- Pas aujourd’hui

indexJ’ai cherché mille et une façons de revenir aujourd’hui avec un discours le plus léger possible.

J’en ai été incapable.

Je sais que la vie continue, elle doit continuer malgré l’horreur immense et innommable de ce qui nous est arrivé vendredi 13 novembre 2015.

Je me permets de dire « nous » car c’est tout un peuple qui a souffert le martyr devant des scènes qu’on n’aurait jamais imaginé vivre un jour ici, en France. Notre beau pays qui nous paraissait si loin de toutes ces atrocités que vivent des millions de gens, au quotidien, dans des pays pas si loin, finalement, du nôtre.

Je ne peux pas et ne souhaite pas me lancer dans un grand discours qui serait, je le sais, complètement décousu, mon esprit est encore bien trop embué par la tristesse et l’incompréhension de ce qui est arrivé à Paris, à des gens comme vous et moi, qui ne faisaient rien d’autre que de profiter de la vie un vendredi soir.

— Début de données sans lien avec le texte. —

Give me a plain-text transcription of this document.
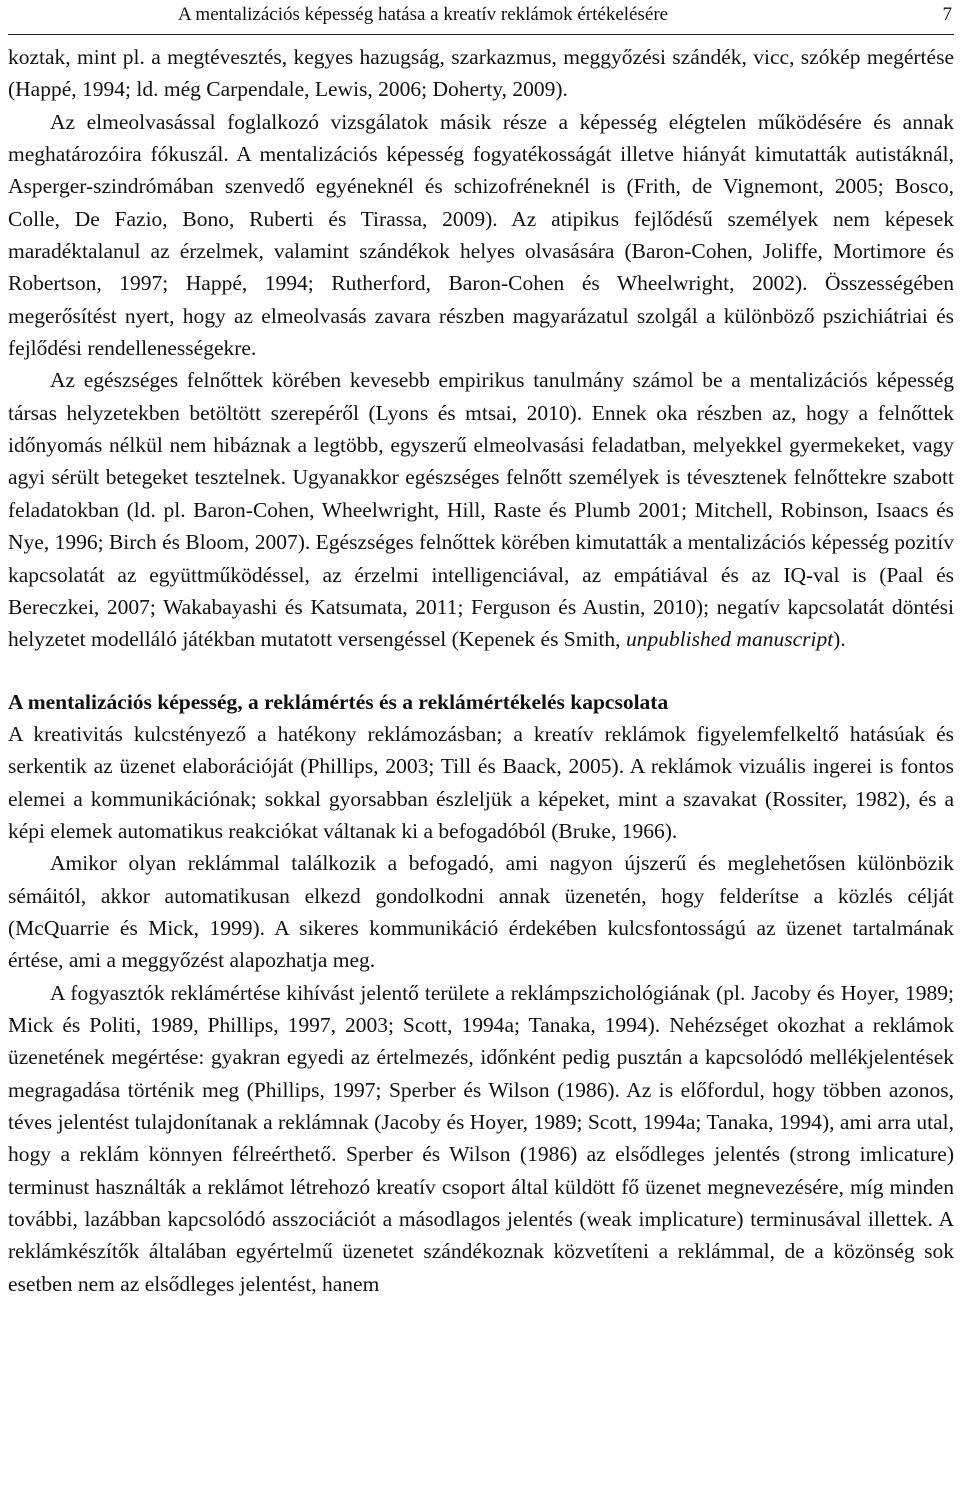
A mentalizációs képesség hatása a kreatív reklámok értékelésére	7

koztak, mint pl. a megtévesztés, kegyes hazugság, szarkazmus, meggyőzési szándék, vicc, szókép megértése (Happé, 1994; ld. még Carpendale, Lewis, 2006; Doherty, 2009).

Az elmeolvasással foglalkozó vizsgálatok másik része a képesség elégtelen működésére és annak meghatározóira fókuszál. A mentalizációs képesség fogyatékosságát illetve hiányát kimutatták autistáknál, Asperger-szindrómában szenvedő egyéneknél és schizofréneknél is (Frith, de Vignemont, 2005; Bosco, Colle, De Fazio, Bono, Ruberti és Tirassa, 2009). Az atipikus fejlődésű személyek nem képesek maradéktalanul az érzelmek, valamint szándékok helyes olvasására (Baron-Cohen, Joliffe, Mortimore és Robertson, 1997; Happé, 1994; Rutherford, Baron-Cohen és Wheelwright, 2002). Összességében megerősítést nyert, hogy az elmeolvasás zavara részben magyarázatul szolgál a különböző pszichiátriai és fejlődési rendellenességekre.

Az egészséges felnőttek körében kevesebb empirikus tanulmány számol be a mentalizációs képesség társas helyzetekben betöltött szerepéről (Lyons és mtsai, 2010). Ennek oka részben az, hogy a felnőttek időnyomás nélkül nem hibáznak a legtöbb, egyszerű elmeolvasási feladatban, melyekkel gyermekeket, vagy agyi sérült betegeket tesztelnek. Ugyanakkor egészséges felnőtt személyek is tévesztenek felnőttekre szabott feladatokban (ld. pl. Baron-Cohen, Wheelwright, Hill, Raste és Plumb 2001; Mitchell, Robinson, Isaacs és Nye, 1996; Birch és Bloom, 2007). Egészséges felnőttek körében kimutatták a mentalizációs képesség pozitív kapcsolatát az együttműködéssel, az érzelmi intelligenciával, az empátiával és az IQ-val is (Paal és Bereczkei, 2007; Wakabayashi és Katsumata, 2011; Ferguson és Austin, 2010); negatív kapcsolatát döntési helyzetet modelláló játékban mutatott versengéssel (Kepenek és Smith, unpublished manuscript).

A mentalizációs képesség, a reklámértés és a reklámértékelés kapcsolata

A kreativitás kulcstényező a hatékony reklámozásban; a kreatív reklámok figyelemfelkeltő hatásúak és serkentik az üzenet elaborációját (Phillips, 2003; Till és Baack, 2005). A reklámok vizuális ingerei is fontos elemei a kommunikációnak; sokkal gyorsabban észleljük a képeket, mint a szavakat (Rossiter, 1982), és a képi elemek automatikus reakciókat váltanak ki a befogadóból (Bruke, 1966).

Amikor olyan reklámmal találkozik a befogadó, ami nagyon újszerű és meglehetősen különbözik sémáitól, akkor automatikusan elkezd gondolkodni annak üzenetén, hogy felderítse a közlés célját (McQuarrie és Mick, 1999). A sikeres kommunikáció érdekében kulcsfontosságú az üzenet tartalmának értése, ami a meggyőzést alapozhatja meg.

A fogyasztók reklámértése kihívást jelentő területe a reklámpszichológiának (pl. Jacoby és Hoyer, 1989; Mick és Politi, 1989, Phillips, 1997, 2003; Scott, 1994a; Tanaka, 1994). Nehézséget okozhat a reklámok üzenetének megértése: gyakran egyedi az értelmezés, időnként pedig pusztán a kapcsolódó mellékjelentések megragadása történik meg (Phillips, 1997; Sperber és Wilson (1986). Az is előfordul, hogy többen azonos, téves jelentést tulajdonítanak a reklámnak (Jacoby és Hoyer, 1989; Scott, 1994a; Tanaka, 1994), ami arra utal, hogy a reklám könnyen félreérthető. Sperber és Wilson (1986) az elsődleges jelentés (strong imlicature) terminust használták a reklámot létrehozó kreatív csoport által küldött fő üzenet megnevezésére, míg minden további, lazábban kapcsolódó asszociációt a másodlagos jelentés (weak implicature) terminusával illettek. A reklámkészítők általában egyértelmű üzenetet szándékoznak közvetíteni a reklámmal, de a közönség sok esetben nem az elsődleges jelentést, hanem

On aura beau m’expliquer pourquoi et comment des soit-disant être humains en sont venus à commettre de tels actes de barbarie, je refuserai de le comprendre.

Rien, aucune personne, aucun acte, aucun dieu ne justifie une ignominie pareille.

Je n’arrive pas à penser à quoi que ce soir d’autre qu’à ces centaines de personnes dont la vie a basculé ce soir-là.

Les victimes de ce massacre, tout d’abord.

Leur familles et proches, pour qui la vie ne sera plus jamais la même…

Les rescapés de l’horreur, aussi, qui bien que vivants seront marqués à tout jamais.

Et nous, les autres, ceux qui ont vécu l’horreur par procuration, l’incompréhension, la douleur, la peur, aussi.

Alors je ne sais pas comment les choses vont évoluer dans les jours, semaines et mois qui viennent.

Ce que je sais, par contre, c’est que nous devons rester forts et unis, surtout, face à ce monstre qui ne nous détruira pas si nous lui tenons tête comme nous savons et devons le faire.

En VIVANT LIBRES, en ne cédant pas à la panique, en respectant et aimant notre prochain, sans aucune dimension religieuse ici, juste de l’amour et de la bienveillance.

C’est tout.

Et c’est déjà beaucoup.

Je vous embrasse bien fort et je vous dis à très vite.

14 commentaires

  1. Réré

    Très beau ,très vrai ce que tu nous dis là ,une nouvelle époque commence essayons de tenir ,je n’aurais jamais cru vivre ça ,toute cette jeunesse foudroyée c’est trop dur .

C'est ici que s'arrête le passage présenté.